Ukraine, an II
Introduction
À mesure que la guerre en Ukraine s’inscrit dans le temps long se profile la tentation de la tenir à distance, en laissant à la seule classe politique ou à l’expertise militaire sa prise en charge. Il est urgent au contraire de regarder cette guerre en face, de prêter attention à la violence du régime russe, d’en constituer les archives et de la replacer dans une perspective historique. Il en va d’un devoir de témoignage et de vérité.
Pensée comme une « opération militaire spéciale » qui devait se terminer, en quelques jours seulement, par le renversement de la présidence de Zelensky et la prise de contrôle d’une grande partie du pays, à commencer par la capitale Kiev, la guerre en Ukraine entre dans sa deuxième année, et pourrait bel et bien s’inscrire dans le temps long.
Cette guerre est avant tout révélatrice des dénis des démocraties, qui ont refusé, depuis une bonne quinzaine d’années, de prendre au sérieux la parole du régime russe, qui ne se contente pas de faire la guerre, mais l’annonce par avance et la prépare. Elle est ensuite un test pour le courage démocratique. Si, contre toute attente, les démocraties ont pu constituer un front uni, celui-ci menace périodiquement de se fissurer, droite et gauche souverainistes convergeant parfois pour inviter à une capitulation humiliante devant le maître du Kremlin. Elle est encore et surtout une épreuve pour la population ukrainienne que sa résistance honore parmi les nations mais qui, paralysée par la destruction systématique des infrastructures civiles du pays, vit dans sa chair ses blessures. Elle marque enfin une page noire pour les forces démocratiques en Russie, déjà stigmatisées depuis de longues années, qualifiées de « moucherons » par Vladimir Poutine, mais qui ne baissent pas les bras pour autant.

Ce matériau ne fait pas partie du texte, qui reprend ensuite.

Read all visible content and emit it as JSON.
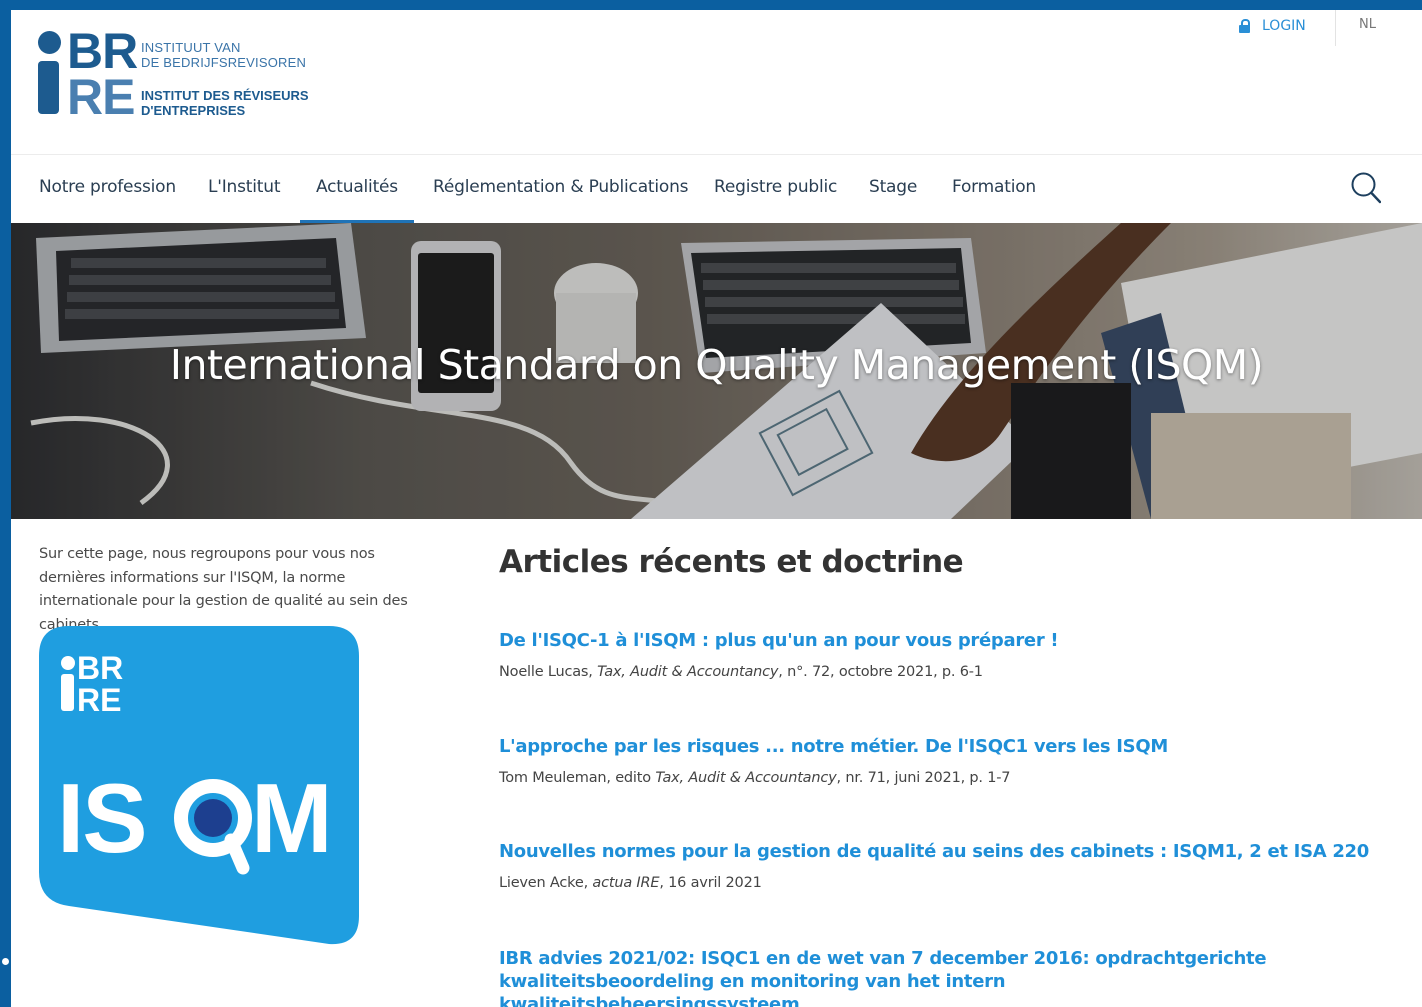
{
  "header": {
    "logo": {
      "letters_top": "BR",
      "letters_bottom": "RE",
      "name_nl_line1": "INSTITUUT VAN",
      "name_nl_line2": "DE BEDRIJFSREVISOREN",
      "name_fr_line1": "INSTITUT DES RÉVISEURS",
      "name_fr_line2": "D'ENTREPRISES"
    },
    "login_label": "LOGIN",
    "lang_label": "NL"
  },
  "nav": {
    "items": [
      {
        "label": "Notre profession"
      },
      {
        "label": "L'Institut"
      },
      {
        "label": "Actualités",
        "active": true
      },
      {
        "label": "Réglementation & Publications"
      },
      {
        "label": "Registre public"
      },
      {
        "label": "Stage"
      },
      {
        "label": "Formation"
      }
    ],
    "search_icon": "search-icon"
  },
  "hero": {
    "title": "International Standard on Quality Management (ISQM)"
  },
  "intro": {
    "text": "Sur cette page, nous regroupons pour vous nos dernières informations sur l'ISQM, la norme internationale pour la gestion de qualité au sein des cabinets."
  },
  "isqm_card": {
    "logo_top": "BR",
    "logo_bottom": "RE",
    "word_before_q": "IS",
    "word_after_q": "M",
    "color": "#1f9ee0"
  },
  "articles_section": {
    "title": "Articles récents et doctrine",
    "articles": [
      {
        "title": "De l'ISQC-1 à l'ISQM : plus qu'un an pour vous préparer !",
        "author": "Noelle Lucas, ",
        "journal": "Tax, Audit & Accountancy",
        "details": ", n°. 72, octobre 2021, p. 6-1"
      },
      {
        "title": "L'approche par les risques ... notre métier. De l'ISQC1 vers les ISQM",
        "author": "Tom Meuleman, edito ",
        "journal": "Tax, Audit & Accountancy",
        "details": ", nr. 71, juni 2021, p. 1-7"
      },
      {
        "title": "Nouvelles normes pour la gestion de qualité au seins des cabinets : ISQM1, 2 et ISA 220",
        "author": "Lieven Acke, ",
        "journal": "actua IRE",
        "details": ", 16 avril 2021"
      },
      {
        "title": "IBR advies 2021/02: ISQC1 en de wet van 7 december 2016: opdrachtgerichte kwaliteitsbeoordeling en monitoring van het intern kwaliteitsbeheersingssysteem"
      }
    ]
  },
  "colors": {
    "brand_dark": "#1d5b8f",
    "link_blue": "#1f8fd8",
    "nav_underline": "#1f73b7",
    "window_frame": "#0b5fa0"
  }
}
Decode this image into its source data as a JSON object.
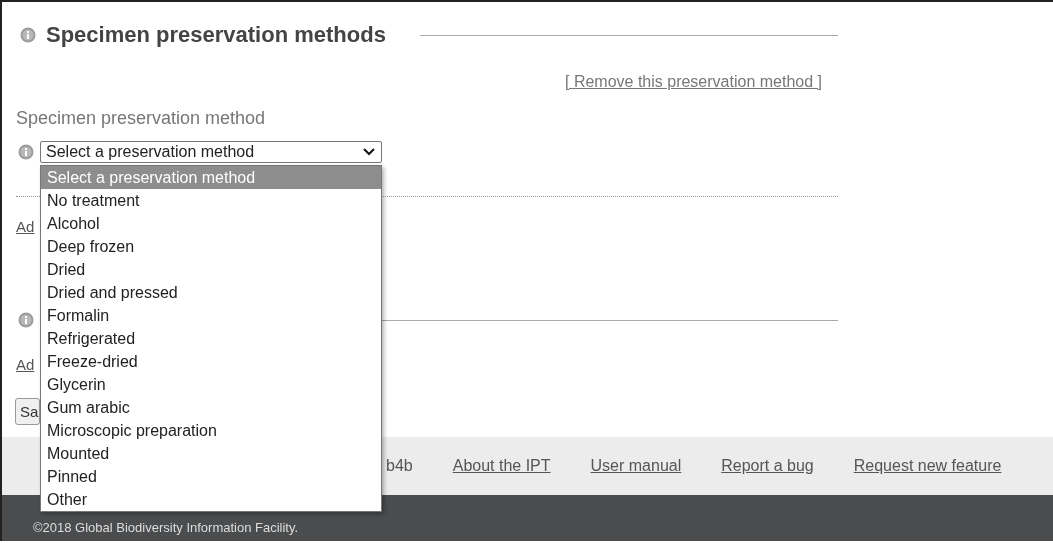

Après le moment de stupeur qui a suivi l’invasion, puis une vague d’indignation et de solidarité avec le peuple ukrainien, la guerre semble être désormais intériorisée par les opinions publiques démocratiques. Trop souvent, la tentation demeure pourtant de tenir le sujet à distance, comme si la guerre ne pouvait être prise en charge que par les seules instances politiques et l’expertise « géostratégique » ou militaire. Comme si les « vraies » guerres, qui engagent les régimes politiques tout autant que les sociétés et leurs représentations nationales, appartenaient au passé ou qu’elles étaient nécessairement appelées à disparaître1. Qu’il soit ou non un signe de confiance, ce dessaisissement nous paraît inquiétant, parce qu’il montre que la cité démocratique ne débat plus des enjeux qui la concernent directement, aussi bien en matières politiques et éthiques qu’en matières économiques et écologiques. De plus, l’histoire des deux derniers siècles nous l’enseigne amplement : aucune cause juste sur le plan international ne peut être durablement défendue sans le soutien des opinions publiques au cœur des démocraties.
Aucune cause juste sur le plan international ne peut être durablement défendue sans le soutien des opinions publiques.
C’est pourquoi il importe tant, comme nous y invitent les différents auteurs de ce dossier, de maintenir une attention à la nature et aux formes précises de la guerre dans toute son horreur, de constituer les archives des crimes de guerre massifs que le Kremlin commet délibérément, mais aussi de tenter d’expliquer cette guerre en la replaçant dans une perspective historique. En faisant varier les échelles de temps, on peut en effet la situer dans l’histoire de l’espace post-soviétique, mais aussi établir les liens qu’elle entretient avec le darwinisme social du passé, avec les thèmes d’« espace vital » et de « la mort comme condition de régénérescence » que prônaient les nationalismes qui ensanglantèrent l’Europe entre 1870 et 1945. Établir des repères dans l’espace et dans le temps, c’est aussi lutter contre les nouvelles formes de guerre informationnelle qui viennent se combiner à celles des bombardements, des tranchées et des chars, misant sur la saturation de l’espace médiatique et la manipulation des consciences. C’est encore insister sur le fait que, si nombre de guerres procèdent d’un désir de revanche sur le passé, elles sont aussi l’occasion de déterminer notre avenir.
Il y a un an, le philosophe ukrainien Constantin Sigov nous invitait à « dire le vrai », et à le diffuser pour informer et éveiller les opinions publiques2. Contre le régime poutinien, qui raconte à son opinion publique et à ses soutiens au sein des démocraties qu’il fait face à une « guerre imposée », à une « guerre d’agression » de « l’Occident collectif » contre la Russie, ce devoir de vérité s’impose plus que jamais comme une urgence.